By Robert Frank
“Interest rates, pricing, value and approval processing time during the coming year are going to be much as they were in 2013,” Ward McAllister forecast.
The only question mark on the horizon, said Ledingham McAllister Properties president, is how Ottawa’s immigration policy could influence Vancouver’s residential real estate market.
“The federal government recently imposed a moratorium on its immigrant investor program,” he explained. “That could affect some 45,000 people who were in the process of coming to the Lower Mainland.”
“Most Asian buyers enter Canada based on professional qualifications or as immigrant investors,” McAllister said. “That could affect the housing market here if the immigration program remains on hold for too long.”
Nonetheless, he predicts that the cities in the region will have to cope with an influx of 650,000-1 million more residents over the course of the decades to come.

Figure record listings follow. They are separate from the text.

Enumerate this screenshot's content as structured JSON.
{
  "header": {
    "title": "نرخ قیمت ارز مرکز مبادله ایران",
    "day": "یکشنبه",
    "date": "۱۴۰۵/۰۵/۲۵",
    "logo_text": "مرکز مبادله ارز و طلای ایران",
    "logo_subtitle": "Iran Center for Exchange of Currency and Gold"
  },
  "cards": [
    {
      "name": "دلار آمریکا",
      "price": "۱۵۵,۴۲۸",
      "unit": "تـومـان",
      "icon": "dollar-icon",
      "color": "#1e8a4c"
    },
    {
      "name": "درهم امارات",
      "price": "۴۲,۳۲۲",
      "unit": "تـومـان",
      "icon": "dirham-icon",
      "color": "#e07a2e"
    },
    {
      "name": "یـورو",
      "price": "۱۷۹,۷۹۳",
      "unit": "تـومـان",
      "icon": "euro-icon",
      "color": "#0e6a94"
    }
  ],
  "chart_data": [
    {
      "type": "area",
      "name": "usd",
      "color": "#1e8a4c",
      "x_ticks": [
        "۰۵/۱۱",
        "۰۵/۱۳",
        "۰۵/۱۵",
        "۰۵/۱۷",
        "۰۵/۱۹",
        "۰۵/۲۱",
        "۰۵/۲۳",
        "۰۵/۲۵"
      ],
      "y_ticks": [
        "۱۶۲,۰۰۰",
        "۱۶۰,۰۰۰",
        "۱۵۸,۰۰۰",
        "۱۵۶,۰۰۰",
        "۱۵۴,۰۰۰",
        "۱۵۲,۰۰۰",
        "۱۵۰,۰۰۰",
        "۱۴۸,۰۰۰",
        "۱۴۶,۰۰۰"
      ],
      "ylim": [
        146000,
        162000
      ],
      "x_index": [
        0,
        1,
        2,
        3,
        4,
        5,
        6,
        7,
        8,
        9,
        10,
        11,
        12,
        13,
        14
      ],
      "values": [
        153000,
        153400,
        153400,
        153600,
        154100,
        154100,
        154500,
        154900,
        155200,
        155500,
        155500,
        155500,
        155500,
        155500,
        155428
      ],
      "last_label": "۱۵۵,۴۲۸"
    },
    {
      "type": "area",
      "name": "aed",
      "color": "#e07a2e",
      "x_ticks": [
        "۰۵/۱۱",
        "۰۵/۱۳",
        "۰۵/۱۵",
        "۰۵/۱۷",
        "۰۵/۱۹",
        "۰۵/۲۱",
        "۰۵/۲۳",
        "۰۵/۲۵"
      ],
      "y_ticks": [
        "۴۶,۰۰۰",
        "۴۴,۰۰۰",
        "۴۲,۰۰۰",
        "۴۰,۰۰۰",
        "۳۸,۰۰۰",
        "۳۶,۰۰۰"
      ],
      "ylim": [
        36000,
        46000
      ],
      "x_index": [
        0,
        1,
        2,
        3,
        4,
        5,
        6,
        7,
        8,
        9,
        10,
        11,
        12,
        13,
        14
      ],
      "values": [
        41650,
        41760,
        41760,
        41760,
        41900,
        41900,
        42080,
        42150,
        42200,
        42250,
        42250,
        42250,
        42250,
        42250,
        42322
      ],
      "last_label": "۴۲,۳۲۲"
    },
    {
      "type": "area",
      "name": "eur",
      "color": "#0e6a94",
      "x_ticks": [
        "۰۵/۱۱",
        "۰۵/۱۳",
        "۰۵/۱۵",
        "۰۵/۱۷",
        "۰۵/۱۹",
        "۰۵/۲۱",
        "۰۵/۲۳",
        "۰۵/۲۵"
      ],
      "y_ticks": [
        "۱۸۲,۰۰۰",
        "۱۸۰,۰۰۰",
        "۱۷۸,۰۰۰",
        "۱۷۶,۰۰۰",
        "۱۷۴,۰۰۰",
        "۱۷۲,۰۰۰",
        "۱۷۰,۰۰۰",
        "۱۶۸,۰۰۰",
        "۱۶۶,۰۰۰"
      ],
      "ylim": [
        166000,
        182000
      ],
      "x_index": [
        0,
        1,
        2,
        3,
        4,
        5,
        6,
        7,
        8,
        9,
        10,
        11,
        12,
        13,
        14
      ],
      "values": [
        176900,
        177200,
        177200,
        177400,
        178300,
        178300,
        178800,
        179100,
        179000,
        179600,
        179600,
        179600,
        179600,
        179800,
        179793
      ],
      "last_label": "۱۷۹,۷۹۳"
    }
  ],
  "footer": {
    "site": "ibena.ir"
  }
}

“There will be a great deal of pressure on municipalities to densify, in order to handle all the population growth during the next 20 years,” he predicted. “Municipalities have to develop ways to work together to orchestrate a coordinated regional growth strategy that will permit each of them accommodate their fair share of the coming increase.”
“We will see a lot more pressure to densify nodes, especially around rapid transit stations,” he anticipated. “Cities like Vancouver are have been slow to act, even with respect even to the Cambie corridor. They need to pull up become much more proactive about regional planning, rather than self-interest as a single municipality.”
“Vancouver will remain the core business hub,” McAllister expected. “The North Shore, Burnaby Coquitlam and Richmond area—anything West and North of the Fraser River—will definitely be affected.”
“Outlying areas will see increased pressure as well, but not to the same extent as the inner areas,” he added.